---
name: browser-testing-agent-loop
description: Agentic loop that exercises a web app like a new user, files bug reports with screenshots + reproduction steps.
title: Browser Testing Agent Loop
category: agents-workflows
difficulty: advanced
license: MIT
source_url: "https://github.com/browser-use/browser-use"
icon: 🕷️
input: mixed
output: structured-json
phase: post
domain: ops
tags: browser-testing,agent-loop,playwright,vision-llm,qa-automation,bug-reporting,web-app-testing,agentic-workflow,screenshot-analysis,accessibility-testing,regression-detection,structured-bug-reports
best_for:
  - pre-release QA passes on web applications
  - discovery of visual and layout regressions
  - accessibility and UX issue detection
  - reducing manual QA effort on iterative builds
---

## Description

A reusable skill wrapping Playwright + a vision-capable LLM. Given a URL and an optional user story, it navigates the app, tries variations of user flows, and files structured bug reports (title, steps, expected, actual, severity, screenshot).
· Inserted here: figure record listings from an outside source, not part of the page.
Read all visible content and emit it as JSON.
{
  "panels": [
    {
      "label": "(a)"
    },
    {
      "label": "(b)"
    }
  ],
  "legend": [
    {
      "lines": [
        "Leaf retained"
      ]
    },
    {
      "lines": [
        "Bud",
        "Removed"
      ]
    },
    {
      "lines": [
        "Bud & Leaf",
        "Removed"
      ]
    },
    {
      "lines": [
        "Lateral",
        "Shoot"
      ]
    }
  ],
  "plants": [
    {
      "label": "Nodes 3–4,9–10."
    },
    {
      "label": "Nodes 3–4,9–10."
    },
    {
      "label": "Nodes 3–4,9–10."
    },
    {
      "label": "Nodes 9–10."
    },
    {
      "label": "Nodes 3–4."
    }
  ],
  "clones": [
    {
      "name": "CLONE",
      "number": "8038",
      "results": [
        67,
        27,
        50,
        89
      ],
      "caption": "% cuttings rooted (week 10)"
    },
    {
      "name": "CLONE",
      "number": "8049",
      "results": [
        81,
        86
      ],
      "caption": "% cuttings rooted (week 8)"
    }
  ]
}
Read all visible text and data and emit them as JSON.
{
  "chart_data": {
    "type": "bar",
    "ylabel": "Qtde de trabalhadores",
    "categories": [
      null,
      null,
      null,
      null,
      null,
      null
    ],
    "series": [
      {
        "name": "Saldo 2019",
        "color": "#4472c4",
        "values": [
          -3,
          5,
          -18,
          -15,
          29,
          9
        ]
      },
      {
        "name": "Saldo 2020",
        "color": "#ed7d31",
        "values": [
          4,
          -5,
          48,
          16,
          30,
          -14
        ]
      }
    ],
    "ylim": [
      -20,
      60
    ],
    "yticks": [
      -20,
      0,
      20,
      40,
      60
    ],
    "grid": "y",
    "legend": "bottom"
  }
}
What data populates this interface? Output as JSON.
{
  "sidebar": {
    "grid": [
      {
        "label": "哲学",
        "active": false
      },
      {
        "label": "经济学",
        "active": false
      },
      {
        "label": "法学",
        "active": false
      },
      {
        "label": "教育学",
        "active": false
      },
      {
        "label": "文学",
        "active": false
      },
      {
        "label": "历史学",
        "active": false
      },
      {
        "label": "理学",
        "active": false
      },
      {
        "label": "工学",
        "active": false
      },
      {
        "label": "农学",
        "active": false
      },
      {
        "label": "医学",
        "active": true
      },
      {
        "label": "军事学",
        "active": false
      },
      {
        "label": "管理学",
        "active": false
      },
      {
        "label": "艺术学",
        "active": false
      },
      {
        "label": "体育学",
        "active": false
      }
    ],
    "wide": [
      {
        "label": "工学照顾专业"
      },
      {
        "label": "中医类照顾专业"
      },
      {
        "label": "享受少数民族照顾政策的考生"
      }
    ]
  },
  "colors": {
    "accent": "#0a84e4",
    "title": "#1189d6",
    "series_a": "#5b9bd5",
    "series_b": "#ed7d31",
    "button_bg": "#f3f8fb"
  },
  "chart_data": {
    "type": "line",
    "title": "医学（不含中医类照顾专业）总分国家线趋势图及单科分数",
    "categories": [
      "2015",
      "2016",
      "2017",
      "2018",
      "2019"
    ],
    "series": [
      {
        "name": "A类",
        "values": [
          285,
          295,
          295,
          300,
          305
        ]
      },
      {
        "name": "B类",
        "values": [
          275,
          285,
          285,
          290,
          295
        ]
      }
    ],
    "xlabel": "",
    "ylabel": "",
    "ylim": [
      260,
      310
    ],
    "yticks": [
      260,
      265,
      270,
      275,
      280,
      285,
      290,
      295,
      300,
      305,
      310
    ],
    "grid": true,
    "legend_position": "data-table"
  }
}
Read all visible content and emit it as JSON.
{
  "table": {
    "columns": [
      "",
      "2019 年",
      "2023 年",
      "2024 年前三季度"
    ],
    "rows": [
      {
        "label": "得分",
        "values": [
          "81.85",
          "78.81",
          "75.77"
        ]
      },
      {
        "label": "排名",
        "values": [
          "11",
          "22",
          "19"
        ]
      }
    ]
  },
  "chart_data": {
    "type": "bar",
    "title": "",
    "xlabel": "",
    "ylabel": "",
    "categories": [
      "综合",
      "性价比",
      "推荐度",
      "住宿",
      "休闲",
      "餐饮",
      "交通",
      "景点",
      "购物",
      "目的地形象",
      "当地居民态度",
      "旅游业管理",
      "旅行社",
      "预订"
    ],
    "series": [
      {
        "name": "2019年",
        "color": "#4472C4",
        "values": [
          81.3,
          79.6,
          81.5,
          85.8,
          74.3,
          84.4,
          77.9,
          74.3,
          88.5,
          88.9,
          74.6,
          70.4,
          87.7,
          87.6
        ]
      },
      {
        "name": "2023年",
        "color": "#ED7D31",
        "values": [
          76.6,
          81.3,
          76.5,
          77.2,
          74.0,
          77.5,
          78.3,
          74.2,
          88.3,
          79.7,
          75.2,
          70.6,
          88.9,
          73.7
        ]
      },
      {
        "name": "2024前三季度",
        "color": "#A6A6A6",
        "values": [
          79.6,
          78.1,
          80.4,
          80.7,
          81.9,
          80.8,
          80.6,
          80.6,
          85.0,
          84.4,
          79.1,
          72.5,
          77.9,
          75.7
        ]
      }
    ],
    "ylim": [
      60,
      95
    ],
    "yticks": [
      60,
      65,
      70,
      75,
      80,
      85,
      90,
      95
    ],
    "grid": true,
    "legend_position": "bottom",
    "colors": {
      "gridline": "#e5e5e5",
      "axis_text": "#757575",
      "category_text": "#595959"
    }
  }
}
Acts as a tireless QA pass for pre-release builds.

## Why it works

Traditional E2E test suites only catch regressions in scenarios a human has already thought of. An agent with a vision model catches the messy class of bugs nobody scripted: broken layouts, accessible-but-invisible elements, misleading copy. The report-then-continue pattern prevents one bug from blocking discovery of others, and the screenshot-plus-DOM snapshot gives developers a concrete repro artifact, not a hallucinated bug description.

## How it works

1) Spin up a headless browser (Playwright). 2) Navigate to the start URL; capture full-page screenshot + accessibility tree. 3) Feed both to the vision LLM with a system prompt: 'you're a QA engineer; choose the next action that explores a new area of this app'. 4) Parse returned action: click / type / navigate. 5) Execute; re-capture. If a condition from the user story is violated (404, network error, visual regression vs a baseline), emit a bug record with: title, reproduction steps from the action log, severity, attached screenshot. 6) Continue until the budget is hit or every link has been touched. 7) Output: `bugs.jsonl` + a browsable HTML report.